At first It looks promising, but unless you find a secure, privacy-friendly and decentralized way to do it, I’m against it.

  1. We advertise that we don’t upload the contacts anywhere in any form.
  2. So even when its optional and turned off per default its still confusing/provocrative if we ask the user if they wanna upload it somewhere.

What we could do is suggest some opensource phonebook apps to do the job.

About adding the Handler to the native Contacts App

DC can do that, either on all contacts with email addresses or just on those it has keys to.
Also after we add an deltachat scheme we could theoretically add it to vCards so a contact gets shareable with its public key. If that fits in the verified contacts concept is another topic, though.

2 Likes

OK. So I see the idea isn’t gaining too much traction :wink:

Actually when writing the proposal I didn’t realize how much “we don’t run ANY server” was part of the mission statement. So of course it was naive/ignorant to propose it in the first place.

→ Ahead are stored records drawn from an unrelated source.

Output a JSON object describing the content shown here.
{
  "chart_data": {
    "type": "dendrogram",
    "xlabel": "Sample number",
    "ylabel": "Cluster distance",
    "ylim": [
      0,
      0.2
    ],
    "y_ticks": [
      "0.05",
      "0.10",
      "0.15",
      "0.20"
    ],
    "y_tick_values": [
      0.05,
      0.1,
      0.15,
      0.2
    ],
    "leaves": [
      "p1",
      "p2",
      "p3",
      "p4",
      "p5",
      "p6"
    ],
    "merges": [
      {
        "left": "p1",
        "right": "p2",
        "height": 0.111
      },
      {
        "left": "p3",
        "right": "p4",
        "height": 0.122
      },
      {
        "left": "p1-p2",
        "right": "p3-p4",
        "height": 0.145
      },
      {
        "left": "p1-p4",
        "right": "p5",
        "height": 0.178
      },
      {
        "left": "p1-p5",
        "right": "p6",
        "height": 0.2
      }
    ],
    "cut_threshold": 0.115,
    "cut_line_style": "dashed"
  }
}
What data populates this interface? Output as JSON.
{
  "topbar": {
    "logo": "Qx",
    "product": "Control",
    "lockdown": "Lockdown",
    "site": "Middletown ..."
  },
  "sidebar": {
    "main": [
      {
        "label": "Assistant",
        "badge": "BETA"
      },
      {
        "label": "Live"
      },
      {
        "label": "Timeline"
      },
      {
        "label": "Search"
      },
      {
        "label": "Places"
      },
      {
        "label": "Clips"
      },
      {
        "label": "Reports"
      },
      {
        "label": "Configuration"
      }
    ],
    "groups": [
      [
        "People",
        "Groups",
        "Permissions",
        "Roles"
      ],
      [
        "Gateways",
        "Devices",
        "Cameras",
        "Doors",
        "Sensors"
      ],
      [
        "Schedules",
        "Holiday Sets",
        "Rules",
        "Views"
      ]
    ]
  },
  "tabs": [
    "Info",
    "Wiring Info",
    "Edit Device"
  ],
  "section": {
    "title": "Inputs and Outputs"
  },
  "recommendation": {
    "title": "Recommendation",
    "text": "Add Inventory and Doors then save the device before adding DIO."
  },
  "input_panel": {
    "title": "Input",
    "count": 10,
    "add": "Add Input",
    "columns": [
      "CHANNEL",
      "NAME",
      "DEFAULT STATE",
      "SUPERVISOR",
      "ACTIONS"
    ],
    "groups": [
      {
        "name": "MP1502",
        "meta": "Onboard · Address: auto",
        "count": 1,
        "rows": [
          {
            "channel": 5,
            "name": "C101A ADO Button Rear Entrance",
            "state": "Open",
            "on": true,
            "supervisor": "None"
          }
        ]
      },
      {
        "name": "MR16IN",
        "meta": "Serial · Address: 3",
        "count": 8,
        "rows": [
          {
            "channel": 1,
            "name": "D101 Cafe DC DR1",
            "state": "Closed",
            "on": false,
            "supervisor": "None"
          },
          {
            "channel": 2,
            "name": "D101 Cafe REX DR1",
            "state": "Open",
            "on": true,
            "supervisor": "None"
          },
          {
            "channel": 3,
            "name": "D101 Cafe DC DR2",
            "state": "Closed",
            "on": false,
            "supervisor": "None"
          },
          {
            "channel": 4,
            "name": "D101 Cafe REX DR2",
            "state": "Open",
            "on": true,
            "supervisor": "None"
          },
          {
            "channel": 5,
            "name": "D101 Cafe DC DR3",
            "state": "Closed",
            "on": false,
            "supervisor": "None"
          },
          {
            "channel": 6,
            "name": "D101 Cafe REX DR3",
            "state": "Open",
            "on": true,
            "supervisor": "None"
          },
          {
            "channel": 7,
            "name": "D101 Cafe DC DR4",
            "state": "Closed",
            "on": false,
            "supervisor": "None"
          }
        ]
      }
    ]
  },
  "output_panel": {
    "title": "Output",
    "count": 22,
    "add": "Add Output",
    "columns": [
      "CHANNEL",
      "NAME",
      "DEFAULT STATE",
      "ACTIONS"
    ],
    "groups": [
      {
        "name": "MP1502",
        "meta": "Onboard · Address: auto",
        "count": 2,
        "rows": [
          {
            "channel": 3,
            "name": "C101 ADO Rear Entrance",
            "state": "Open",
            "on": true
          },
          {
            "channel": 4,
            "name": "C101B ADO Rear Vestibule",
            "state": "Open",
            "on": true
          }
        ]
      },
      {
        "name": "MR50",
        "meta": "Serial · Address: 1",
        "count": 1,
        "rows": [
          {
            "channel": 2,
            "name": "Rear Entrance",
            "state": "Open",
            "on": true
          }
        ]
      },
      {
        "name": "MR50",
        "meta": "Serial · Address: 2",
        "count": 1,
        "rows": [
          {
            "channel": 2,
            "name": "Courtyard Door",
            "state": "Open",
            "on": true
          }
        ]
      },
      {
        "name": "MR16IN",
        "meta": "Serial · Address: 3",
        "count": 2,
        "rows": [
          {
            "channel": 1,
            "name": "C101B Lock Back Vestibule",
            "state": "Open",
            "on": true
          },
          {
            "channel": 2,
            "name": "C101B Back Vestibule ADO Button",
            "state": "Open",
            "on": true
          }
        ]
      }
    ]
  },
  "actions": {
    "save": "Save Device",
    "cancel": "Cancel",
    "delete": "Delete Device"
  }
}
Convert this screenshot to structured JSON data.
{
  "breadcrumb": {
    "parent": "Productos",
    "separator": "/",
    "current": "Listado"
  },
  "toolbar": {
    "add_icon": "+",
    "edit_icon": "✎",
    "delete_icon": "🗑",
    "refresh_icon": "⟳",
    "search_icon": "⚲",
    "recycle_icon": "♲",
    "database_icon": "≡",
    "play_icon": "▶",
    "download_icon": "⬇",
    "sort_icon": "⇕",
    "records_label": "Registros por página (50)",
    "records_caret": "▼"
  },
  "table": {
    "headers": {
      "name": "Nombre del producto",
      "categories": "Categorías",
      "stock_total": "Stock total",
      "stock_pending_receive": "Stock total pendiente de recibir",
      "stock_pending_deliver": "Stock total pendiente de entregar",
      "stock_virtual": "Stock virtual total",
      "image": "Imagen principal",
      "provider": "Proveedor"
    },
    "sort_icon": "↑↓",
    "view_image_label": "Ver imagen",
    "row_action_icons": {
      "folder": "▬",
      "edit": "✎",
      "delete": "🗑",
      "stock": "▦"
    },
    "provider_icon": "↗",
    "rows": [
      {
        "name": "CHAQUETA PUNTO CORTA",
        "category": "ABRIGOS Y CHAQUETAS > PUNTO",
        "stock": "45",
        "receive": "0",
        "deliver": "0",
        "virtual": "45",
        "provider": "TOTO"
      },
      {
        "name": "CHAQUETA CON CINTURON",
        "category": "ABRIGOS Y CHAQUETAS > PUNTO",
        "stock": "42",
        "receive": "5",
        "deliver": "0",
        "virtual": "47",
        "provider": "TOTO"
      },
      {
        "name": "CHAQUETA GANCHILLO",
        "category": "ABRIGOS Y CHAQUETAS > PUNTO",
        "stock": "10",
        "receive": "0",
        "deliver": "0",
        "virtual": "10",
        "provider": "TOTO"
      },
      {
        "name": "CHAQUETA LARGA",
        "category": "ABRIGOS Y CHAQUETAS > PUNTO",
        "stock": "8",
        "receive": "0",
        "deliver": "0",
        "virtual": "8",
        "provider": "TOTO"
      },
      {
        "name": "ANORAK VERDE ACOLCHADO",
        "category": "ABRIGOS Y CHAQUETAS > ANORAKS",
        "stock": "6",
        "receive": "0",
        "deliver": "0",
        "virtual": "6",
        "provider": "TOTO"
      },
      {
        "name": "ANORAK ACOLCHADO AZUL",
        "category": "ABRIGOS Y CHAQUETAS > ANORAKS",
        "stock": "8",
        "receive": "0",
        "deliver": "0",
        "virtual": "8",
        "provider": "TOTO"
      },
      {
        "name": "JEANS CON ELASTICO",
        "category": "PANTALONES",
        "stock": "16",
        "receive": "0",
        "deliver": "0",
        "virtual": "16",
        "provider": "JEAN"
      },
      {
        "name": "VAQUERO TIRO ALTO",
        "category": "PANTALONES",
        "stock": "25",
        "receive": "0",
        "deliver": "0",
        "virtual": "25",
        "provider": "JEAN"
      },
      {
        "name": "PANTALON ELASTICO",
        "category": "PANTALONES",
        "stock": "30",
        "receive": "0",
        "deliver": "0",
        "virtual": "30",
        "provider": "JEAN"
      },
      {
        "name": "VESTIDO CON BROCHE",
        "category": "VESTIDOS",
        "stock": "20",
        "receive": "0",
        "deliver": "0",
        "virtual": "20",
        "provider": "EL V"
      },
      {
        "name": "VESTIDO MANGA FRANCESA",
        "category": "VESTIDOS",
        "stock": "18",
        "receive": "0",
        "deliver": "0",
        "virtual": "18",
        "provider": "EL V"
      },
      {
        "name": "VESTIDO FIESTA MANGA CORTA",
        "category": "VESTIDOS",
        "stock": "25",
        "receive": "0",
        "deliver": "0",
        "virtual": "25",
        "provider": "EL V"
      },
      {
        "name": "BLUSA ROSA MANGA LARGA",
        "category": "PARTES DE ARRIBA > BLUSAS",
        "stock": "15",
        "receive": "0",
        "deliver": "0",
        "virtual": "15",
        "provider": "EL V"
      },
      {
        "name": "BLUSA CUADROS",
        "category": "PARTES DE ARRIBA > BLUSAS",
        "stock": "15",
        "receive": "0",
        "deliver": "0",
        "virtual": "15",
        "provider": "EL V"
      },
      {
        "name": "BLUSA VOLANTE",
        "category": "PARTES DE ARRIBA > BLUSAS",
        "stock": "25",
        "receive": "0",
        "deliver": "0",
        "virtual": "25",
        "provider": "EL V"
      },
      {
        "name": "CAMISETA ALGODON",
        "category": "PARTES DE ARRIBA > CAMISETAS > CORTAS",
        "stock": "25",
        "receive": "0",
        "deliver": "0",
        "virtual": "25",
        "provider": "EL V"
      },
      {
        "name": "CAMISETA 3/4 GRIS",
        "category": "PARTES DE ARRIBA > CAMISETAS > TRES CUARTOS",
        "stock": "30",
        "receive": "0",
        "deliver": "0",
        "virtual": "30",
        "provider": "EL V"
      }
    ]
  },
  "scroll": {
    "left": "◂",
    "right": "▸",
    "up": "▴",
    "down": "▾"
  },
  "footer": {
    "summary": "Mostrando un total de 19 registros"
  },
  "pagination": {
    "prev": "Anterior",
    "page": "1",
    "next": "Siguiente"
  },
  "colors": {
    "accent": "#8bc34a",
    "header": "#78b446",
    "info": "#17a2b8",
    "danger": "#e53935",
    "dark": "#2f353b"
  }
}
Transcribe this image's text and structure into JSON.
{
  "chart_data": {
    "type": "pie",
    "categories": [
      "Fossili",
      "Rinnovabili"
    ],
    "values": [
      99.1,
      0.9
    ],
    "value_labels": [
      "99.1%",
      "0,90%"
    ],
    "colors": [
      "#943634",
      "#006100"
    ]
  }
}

I still insist that the proposed design is extremely privacy friendly and secure (and no: there is no “social graph” in a flat list of hashes).
But it is centralized and I don’t see any decentralized solution that would remotely do what I want. So that finishes it.

2 Likes

Before completely closing down the topic, @Simon’s suggestion to integrate DC as an handler in native Contact apps (one of your initial points, @agschaid), still makes a lot of sense.

The way I see it:

  • all contacts with an email address see a DC handler
  • contacts that are already known to DC (eg previously chatted with) appear with a different colour

or, alternatively, we distinguish between contacts for which we only have an email address, and contacts for which we have encryption keys (ie, secure chat)

1 Like

Seems there is at least another implementation of a name service you could check out, GNU Jami is said to be p2p and has one, but I have no idea how it is realized.

Thank you @testbird for the hint. I think I have tried Jami when it was still called “Ring”.

I haven’t dug to deep but I am afraid they do share my point of view :wink:

As much as we like to say that Jami is completely without server, sometimes it is not exactly right as we have seen.

(From Establishing peer-to-peer connections with Jami).

In the settings there is a bunch of server URLs for various peer discovery techniques. I haven’t found too much about their contact discovery but there is at least one issue that hints a central service.